Catalog Number:
45756
Specimen Count:
2
Precise Locality:

Mt. Ida

Locality:
European Region
Collecting Locality:
Europe, Turkey, Balikesir Province
Cabinet:
25
Drawer/Shelf:
05

Tectonic plates do not always crash head-on into each other. In some places, the edge of one plate slides underneath the other in a process called subduction. The bottom plate in the subduction zone gets squeezed under enormous pressures, many thousands of times as strong as the atmosphere's pressure at sea level. Such pressures push atoms and molecules closer together into compact crystalline structures. However, the temperature of the lower plate remains relatively low - only 200-500 degrees C (400-900 degrees F). Igneous basalt rocks pulled into the subduction zone initially change into dark-colored, medium-grade rocks called blueschist. After further high-pressure metamorphism, blueschist changes into a dense, colorful metamorphic rock called eclogite, containing tiny red garnets mixed into green pyroxene, a silicate mineral.

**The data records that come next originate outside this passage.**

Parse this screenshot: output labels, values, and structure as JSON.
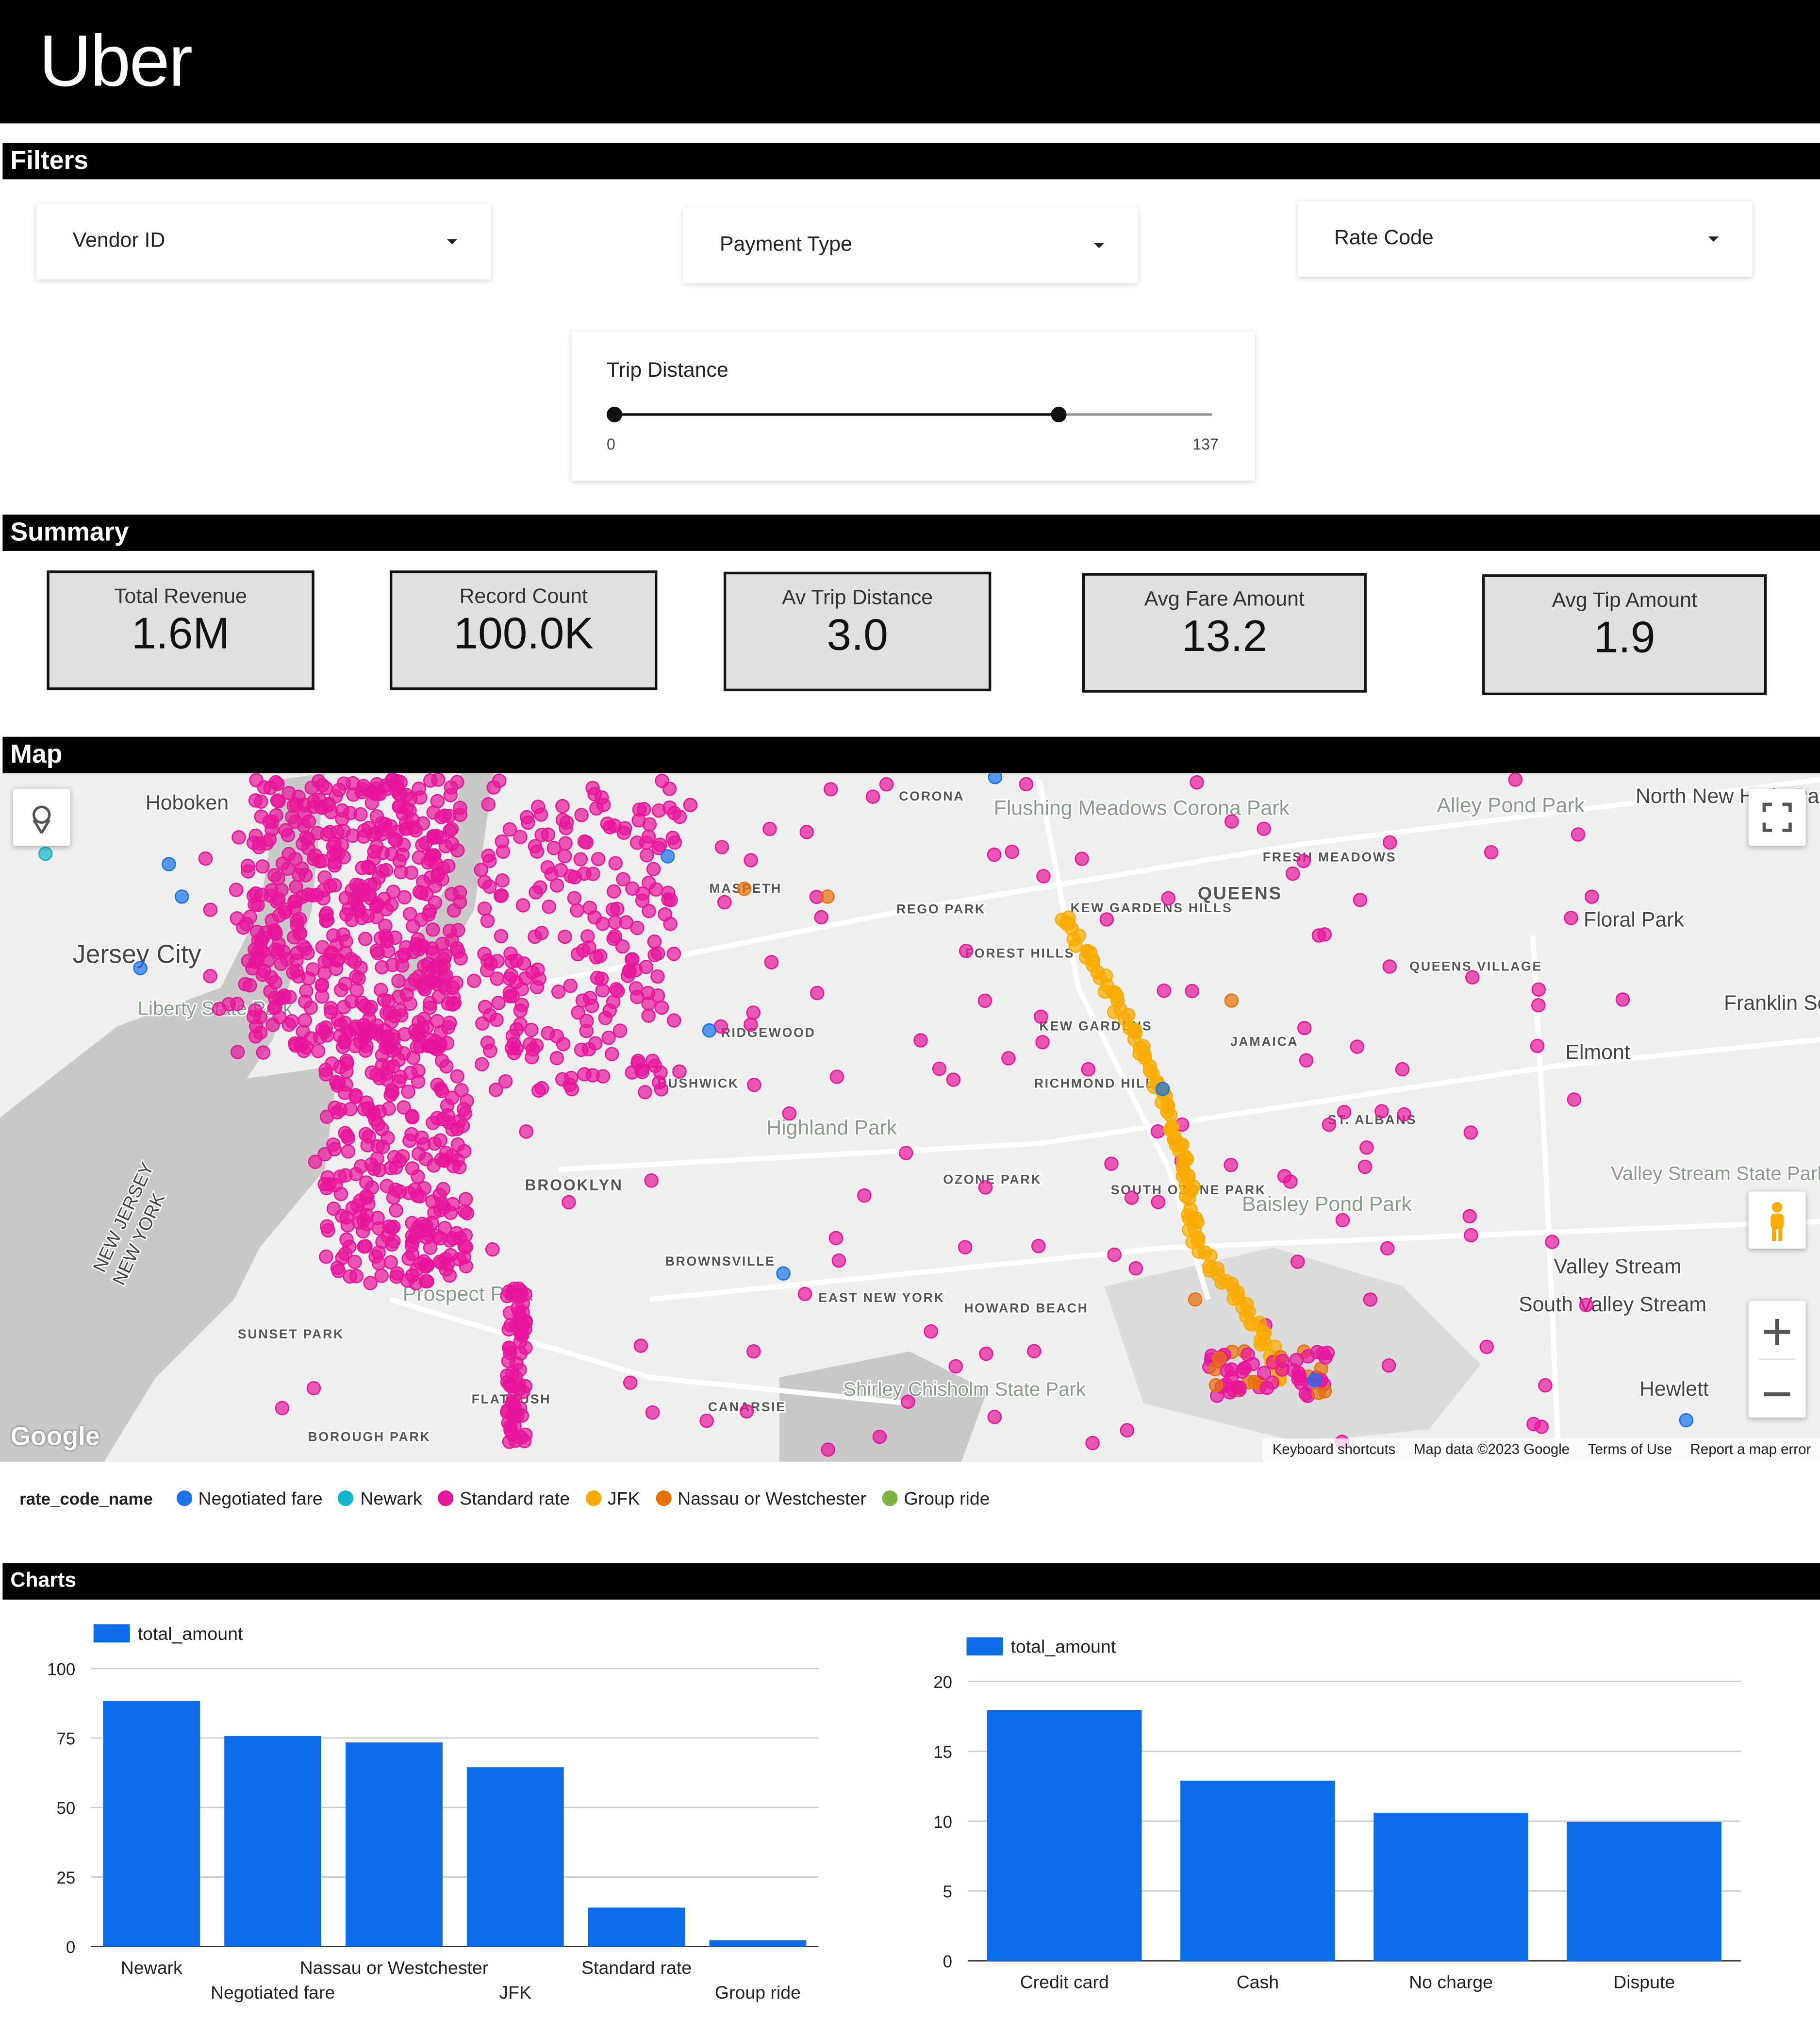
{
  "header": {
    "logo": "Uber"
  },
  "filters": {
    "title": "Filters",
    "dropdowns": [
      "Vendor ID",
      "Payment Type",
      "Rate Code"
    ],
    "slider": {
      "label": "Trip Distance",
      "min": 0,
      "max": 137
    }
  },
  "summary": {
    "title": "Summary",
    "cards": [
      {
        "label": "Total Revenue",
        "value": "1.6M"
      },
      {
        "label": "Record Count",
        "value": "100.0K"
      },
      {
        "label": "Av Trip Distance",
        "value": "3.0"
      },
      {
        "label": "Avg Fare Amount",
        "value": "13.2"
      },
      {
        "label": "Avg Tip Amount",
        "value": "1.9"
      }
    ]
  },
  "map": {
    "title": "Map",
    "logo": "Google",
    "places": [
      "Hoboken",
      "Jersey City",
      "Liberty State Park",
      "CORONA",
      "Flushing Meadows Corona Park",
      "MASPETH",
      "REGO PARK",
      "FOREST HILLS",
      "KEW GARDENS HILLS",
      "QUEENS",
      "FRESH MEADOWS",
      "Alley Pond Park",
      "North New Hyde Park",
      "Floral Park",
      "QUEENS VILLAGE",
      "Franklin Square",
      "Elmont",
      "JAMAICA",
      "KEW GARDENS",
      "RICHMOND HILL",
      "RIDGEWOOD",
      "BUSHWICK",
      "Highland Park",
      "ST. ALBANS",
      "OZONE PARK",
      "SOUTH OZONE PARK",
      "Baisley Pond Park",
      "Valley Stream State Park",
      "Valley Stream",
      "South Valley Stream",
      "BROWNSVILLE",
      "EAST NEW YORK",
      "HOWARD BEACH",
      "Prospect Park",
      "SUNSET PARK",
      "FLATBUSH",
      "CANARSIE",
      "Shirley Chisholm State Park",
      "BOROUGH PARK",
      "Hewlett",
      "NEW JERSEY",
      "NEW YORK",
      "BROOKLYN"
    ],
    "attribution": [
      "Keyboard shortcuts",
      "Map data ©2023 Google",
      "Terms of Use",
      "Report a map error"
    ],
    "legend": {
      "title": "rate_code_name",
      "items": [
        {
          "name": "Negotiated fare",
          "color": "#1a73e8"
        },
        {
          "name": "Newark",
          "color": "#12b5cb"
        },
        {
          "name": "Standard rate",
          "color": "#e8169b"
        },
        {
          "name": "JFK",
          "color": "#f9ab00"
        },
        {
          "name": "Nassau or Westchester",
          "color": "#e8710a"
        },
        {
          "name": "Group ride",
          "color": "#7cb342"
        }
      ]
    }
  },
  "charts_section": {
    "title": "Charts"
  },
  "chart_data": [
    {
      "type": "bar",
      "categories": [
        "Newark",
        "Negotiated fare",
        "Nassau or Westchester",
        "JFK",
        "Standard rate",
        "Group ride"
      ],
      "series": [
        {
          "name": "total_amount",
          "color": "#0b6ee8",
          "values": [
            88.3,
            75.7,
            73.4,
            64.5,
            14,
            2.3
          ]
        }
      ],
      "ylim": [
        0,
        100
      ],
      "yticks": [
        0,
        25,
        50,
        75,
        100
      ],
      "grid": true,
      "legend": "top-left"
    },
    {
      "type": "bar",
      "categories": [
        "Credit card",
        "Cash",
        "No charge",
        "Dispute"
      ],
      "series": [
        {
          "name": "total_amount",
          "color": "#0b6ee8",
          "values": [
            17.95,
            12.9,
            10.6,
            9.95
          ]
        }
      ],
      "ylim": [
        0,
        20
      ],
      "yticks": [
        0,
        5,
        10,
        15,
        20
      ],
      "grid": true,
      "legend": "top-left"
    }
  ]
}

Fabric is one way geologists describe how the small-scale components of a rock are arranged with respect to each other. Scientists look at grain size, grain shape, and the distribution of grain sizes within rocks to determine the fabric of those rocks. Sometimes the grains may be oriented randomly with respect to each other. The randomness may indicate that the rock may have formed at high temperatures (a rock called hornfels, for example) or from simple materials (marble, which results from the metamorphism of limestone, a sedimentary rock). Other times, the grains may be aligned in one direction at right angles to the direction of the pressure that helped to change (or metamorphose) the rock. Fabric is one of the many clues that help geologists identify rocks and learn about the history of those rocks.